Proving that de facto corporate control of community foodways using the government as its hired thug is not just the purview of North America, Ireland has moved to ban all raw milk sales by the end of 2011.
This shocking development appears to be in response to an enormous and rapid surge in the sales of unpasteurized dairy since late 2010 when Irish dairy farmers realized the full implication of a 2007 European Union directive that actually superceded an Irish ban on raw milk sales by the Department of Agricultural Fisheries and Food (DAFF) in 1996.
One farmer told the Irish Times that his raw milk sales this past summer went from zero to 400 liters (about 100 gallons) per week in nothing flat.
The surge in raw milk sales in recent months has not brought any increases in food borne illness or disease, leaving one to ponder why the Irish government is moving so strongly to outlaw raw milk with one fell swoop.
As described so eloquently by William Campbell Douglass MD, the reasons are really not that difficult to grasp:
“Pasteurization is the hammer that industry uses to nail down control of everyone’s milk money.
Without pasteurization laws, farmers can sell direct to consumers and earn a good living. With those laws in place, however, most farmers have no choice but to sell their milk to Big Dairy operations for pennies on the dollar.”
Dr. Douglass MD goes on to say:
” … responsibly produced raw milk is not the risky cocktail you’ve been led to believe. In fact, bans like this one aren’t about safety at all – and they never are.
Farmers aren’t the only ones getting the shaft here – consumers also lose big, because pasteurization kills everything in milk worth having: powerful natural probiotics and healthy dairy proteins as well as key vitamins and minerals.”

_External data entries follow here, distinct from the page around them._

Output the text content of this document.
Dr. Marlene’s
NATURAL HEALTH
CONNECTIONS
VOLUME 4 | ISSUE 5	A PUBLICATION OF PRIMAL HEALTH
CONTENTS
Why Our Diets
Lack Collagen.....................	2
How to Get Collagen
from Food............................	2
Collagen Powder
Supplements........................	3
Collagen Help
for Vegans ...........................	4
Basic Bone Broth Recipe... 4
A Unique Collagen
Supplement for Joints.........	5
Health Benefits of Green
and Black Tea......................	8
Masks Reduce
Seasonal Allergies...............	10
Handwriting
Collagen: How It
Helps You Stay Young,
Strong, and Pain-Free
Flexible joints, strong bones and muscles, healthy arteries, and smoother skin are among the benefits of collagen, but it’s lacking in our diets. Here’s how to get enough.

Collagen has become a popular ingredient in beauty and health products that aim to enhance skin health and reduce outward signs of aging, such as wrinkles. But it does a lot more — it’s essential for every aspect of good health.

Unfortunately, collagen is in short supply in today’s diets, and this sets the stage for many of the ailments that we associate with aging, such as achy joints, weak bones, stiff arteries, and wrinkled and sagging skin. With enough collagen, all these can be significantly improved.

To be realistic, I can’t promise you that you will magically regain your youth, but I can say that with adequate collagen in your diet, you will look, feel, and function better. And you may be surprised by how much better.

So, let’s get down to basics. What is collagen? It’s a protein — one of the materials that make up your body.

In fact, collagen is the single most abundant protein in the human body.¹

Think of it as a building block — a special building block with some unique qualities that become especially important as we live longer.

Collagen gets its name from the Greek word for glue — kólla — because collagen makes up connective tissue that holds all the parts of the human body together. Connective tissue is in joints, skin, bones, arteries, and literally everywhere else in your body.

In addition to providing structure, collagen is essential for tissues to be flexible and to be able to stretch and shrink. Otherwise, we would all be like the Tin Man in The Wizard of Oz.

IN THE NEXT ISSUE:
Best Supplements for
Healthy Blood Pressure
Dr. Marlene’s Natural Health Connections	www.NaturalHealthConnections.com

The new ban planned to go into effect by year’s end was proposed by the Food Safety Authority of Ireland and is to be enacted as statutory law on behalf of the DAFF by the Department of Health.
I find it curious that the Irish ban on raw milk sales coincides with changes to the lineup of grassfed butter produced in Ireland by Kerry Gold. Not only is the new “full fat” Kerry Gold tub butter that is being marketed as “more spreadable” than the traditional brick butter not nearly as yellow indicating poorer quality butterfat that is lower in nutrition, but the addition of the new reduced fat butter ominously indicates a more profitability based product line such as what would be promoted by the monopoly controlled Dairy industry in the United States.
It seems that Big Dairy has landed on the Emerald Isle in full force with the political and financial goal to control every drop of quality dairy produced by this primarily grassfeeding nation where cows graze on lush grass for most of the year.
Clearly, marketing control of the grassbased dairy produced in Ireland is a moneymaking opportunity with far too much profit potential for Big Dairy to pass up. Â Using the government to secure corporate control of the market by banning raw milk sales under the guise of improving public health is the crucial first step.